Она была готова к тому, что сейчас последует его подлинная реакция, но не знала, в какой форме это произойдет. Будет ли это ярость или глухое неприятие, безразличие или театральное заламывание рук? Как бы то ни было, рассудила Дженнифер, если Росси унаследовал что–то из того, что есть в характере До Манто, именно теперь самый подходящий момент, чтобы эти качества обнажились.
— Ну, так и быть, уделю вам еще несколько минут, — проговорил Росси. — Допустим, что ваши россказни — правда, и у моего отца была интрижка с какой–то женщиной, чей муж угодил в финансовую яму. Предположим еще более невероятное — то, что эта несчастная, жалкая женщина может быть моей матерью. Даже если я соглашусь со всем этим полностью и безоговорочно, остается один большой вопрос: ну и что из всего этого? Для меня это не значит ровным счетом ничего. И ни в малейшей степени меня не затрагивает.
— А вот тут, Росси, вы сильно заблуждаетесь, — веско произнесла Дженнифер. Положив ладонь на стол со своей стороны, она нагнулась вперед, и упавшая прядь светлых волос скрыла правую часть ее лица. — Кое–что это для вас означает. И затрагивает вас. Затрагивает так, что человеку вроде вас и подумать страшно.
— Ну и каким же образом? — поинтересовался Росси. — Растолкуйте, если не трудно. После чего, смею надеяться, вы встанете наконец и уберетесь из моего дома к чертовой матери.
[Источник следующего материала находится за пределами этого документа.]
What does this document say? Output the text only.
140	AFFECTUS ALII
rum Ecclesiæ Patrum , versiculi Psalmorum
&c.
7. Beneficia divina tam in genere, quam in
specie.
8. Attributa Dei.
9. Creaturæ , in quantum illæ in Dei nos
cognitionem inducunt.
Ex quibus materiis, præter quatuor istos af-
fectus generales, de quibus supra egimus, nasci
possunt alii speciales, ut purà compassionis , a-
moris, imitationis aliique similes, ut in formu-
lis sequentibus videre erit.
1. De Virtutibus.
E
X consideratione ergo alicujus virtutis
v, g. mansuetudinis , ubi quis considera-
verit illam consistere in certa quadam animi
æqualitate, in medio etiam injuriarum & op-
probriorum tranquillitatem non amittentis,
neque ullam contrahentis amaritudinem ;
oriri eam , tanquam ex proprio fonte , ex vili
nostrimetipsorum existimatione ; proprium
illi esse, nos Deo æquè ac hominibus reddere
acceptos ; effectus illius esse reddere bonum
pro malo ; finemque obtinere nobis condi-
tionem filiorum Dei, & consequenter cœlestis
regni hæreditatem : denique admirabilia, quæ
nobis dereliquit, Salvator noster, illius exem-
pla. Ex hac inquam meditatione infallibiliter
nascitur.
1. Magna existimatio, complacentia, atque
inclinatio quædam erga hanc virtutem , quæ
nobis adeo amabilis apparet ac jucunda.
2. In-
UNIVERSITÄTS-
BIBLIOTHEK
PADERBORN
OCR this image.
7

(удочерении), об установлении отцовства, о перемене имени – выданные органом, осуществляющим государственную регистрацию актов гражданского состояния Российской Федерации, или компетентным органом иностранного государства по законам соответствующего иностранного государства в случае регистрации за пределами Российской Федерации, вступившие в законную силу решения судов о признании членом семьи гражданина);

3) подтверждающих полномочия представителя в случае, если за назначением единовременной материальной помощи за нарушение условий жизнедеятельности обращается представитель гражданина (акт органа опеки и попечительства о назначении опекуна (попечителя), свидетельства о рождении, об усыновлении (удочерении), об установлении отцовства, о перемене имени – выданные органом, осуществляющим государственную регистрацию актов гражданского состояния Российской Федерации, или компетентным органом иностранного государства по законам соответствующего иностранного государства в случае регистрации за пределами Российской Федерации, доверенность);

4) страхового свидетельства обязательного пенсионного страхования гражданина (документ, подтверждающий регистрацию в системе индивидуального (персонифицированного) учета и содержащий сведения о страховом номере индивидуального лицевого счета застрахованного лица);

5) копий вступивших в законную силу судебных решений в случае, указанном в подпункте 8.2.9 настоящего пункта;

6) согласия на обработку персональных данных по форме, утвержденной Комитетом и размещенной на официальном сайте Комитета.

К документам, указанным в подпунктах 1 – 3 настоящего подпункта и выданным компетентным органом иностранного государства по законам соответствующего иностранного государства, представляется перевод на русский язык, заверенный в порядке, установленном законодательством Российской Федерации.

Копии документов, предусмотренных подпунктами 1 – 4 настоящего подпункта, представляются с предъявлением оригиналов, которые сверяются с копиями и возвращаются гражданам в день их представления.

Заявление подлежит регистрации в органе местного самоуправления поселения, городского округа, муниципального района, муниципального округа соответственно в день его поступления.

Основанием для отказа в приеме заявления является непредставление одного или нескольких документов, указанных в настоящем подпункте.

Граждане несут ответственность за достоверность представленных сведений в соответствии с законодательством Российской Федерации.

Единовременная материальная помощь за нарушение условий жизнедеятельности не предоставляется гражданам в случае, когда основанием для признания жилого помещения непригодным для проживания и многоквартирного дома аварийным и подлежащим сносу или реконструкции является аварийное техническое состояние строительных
— У вашей матери было два сына, — поведала
Дженнифер, пригвоздив его к месту тяжелым взглядом, каким обычно смотрела на преступников. — Один — от вашего отца, другой — от мужа.
— Договаривайте, — велел Росси.
— Тот, который от мужа, — Ло Манто, — проговорила Дженнифер, дрожа от внутреннего напряжения. — Коп, смерти которого вы столь сильно жаждете, — ваш брат.
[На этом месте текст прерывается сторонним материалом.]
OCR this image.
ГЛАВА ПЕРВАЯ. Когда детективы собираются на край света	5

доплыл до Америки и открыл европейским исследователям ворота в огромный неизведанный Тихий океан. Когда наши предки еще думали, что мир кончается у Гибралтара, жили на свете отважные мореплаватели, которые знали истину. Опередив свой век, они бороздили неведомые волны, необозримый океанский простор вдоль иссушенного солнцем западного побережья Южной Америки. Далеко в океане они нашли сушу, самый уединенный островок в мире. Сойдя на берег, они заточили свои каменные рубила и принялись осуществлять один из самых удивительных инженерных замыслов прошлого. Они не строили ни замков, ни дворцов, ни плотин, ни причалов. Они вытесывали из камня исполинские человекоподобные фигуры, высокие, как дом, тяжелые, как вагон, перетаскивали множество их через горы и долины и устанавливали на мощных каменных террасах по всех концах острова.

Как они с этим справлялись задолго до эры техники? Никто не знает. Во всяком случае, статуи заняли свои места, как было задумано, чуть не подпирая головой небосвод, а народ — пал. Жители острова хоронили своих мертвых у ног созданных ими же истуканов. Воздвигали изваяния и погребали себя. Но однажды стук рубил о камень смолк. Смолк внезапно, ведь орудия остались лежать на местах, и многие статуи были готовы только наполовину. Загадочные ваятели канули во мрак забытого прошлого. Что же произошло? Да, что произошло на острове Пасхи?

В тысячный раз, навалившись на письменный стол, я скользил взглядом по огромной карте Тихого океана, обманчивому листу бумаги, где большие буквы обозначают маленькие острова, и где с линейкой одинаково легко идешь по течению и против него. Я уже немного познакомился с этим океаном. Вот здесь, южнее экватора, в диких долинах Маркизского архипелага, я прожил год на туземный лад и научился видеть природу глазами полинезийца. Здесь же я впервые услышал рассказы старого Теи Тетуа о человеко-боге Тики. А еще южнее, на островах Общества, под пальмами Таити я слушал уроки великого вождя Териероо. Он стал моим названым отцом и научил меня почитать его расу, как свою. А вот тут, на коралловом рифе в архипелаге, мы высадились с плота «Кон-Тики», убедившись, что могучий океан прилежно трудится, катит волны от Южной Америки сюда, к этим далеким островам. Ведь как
Пит Росси встал. Отпихнув кресло назад, подошел к эркеру и уставился на машины, снующие внизу по улице. Сунув руки в карманы брюк, он дышал медленно и размеренно. Полицейская дама, стоявшая у него за спиной, распахнула настежь дверь, которую он издавна держал не просто закрытой, а наглухо задраенной. Росси и в детстве не слишком–то посвящали в историю о его матери, бросившей мужа и сына в поисках лучшей жизни, чем та, которая была ей уготована судьбой. Позже, став взрослым, воспитанным с рождения по законам каморры, он оказался в ситуации, когда докопаться до правды еще труднее. Его давно мучили подозрения, что он является внебрачным ребенком, которого отец прижил от одной из своих многочисленных пассий. Дон Николо Росси свято чтил устав каморры — за одним исключением. У него была непреодолимая слабость к женщинам, делавшая его уязвимым. Любой из баб, встречавшихся ему на жизненном пути, не составляло труда соблазнить и покорить его. Это был мужчина, обладавший счастливой способностью довольствоваться малым, — страстью вместо любви, сексом вместо романтического ухаживания, мимолетным увлечением вместо долговременных отношений.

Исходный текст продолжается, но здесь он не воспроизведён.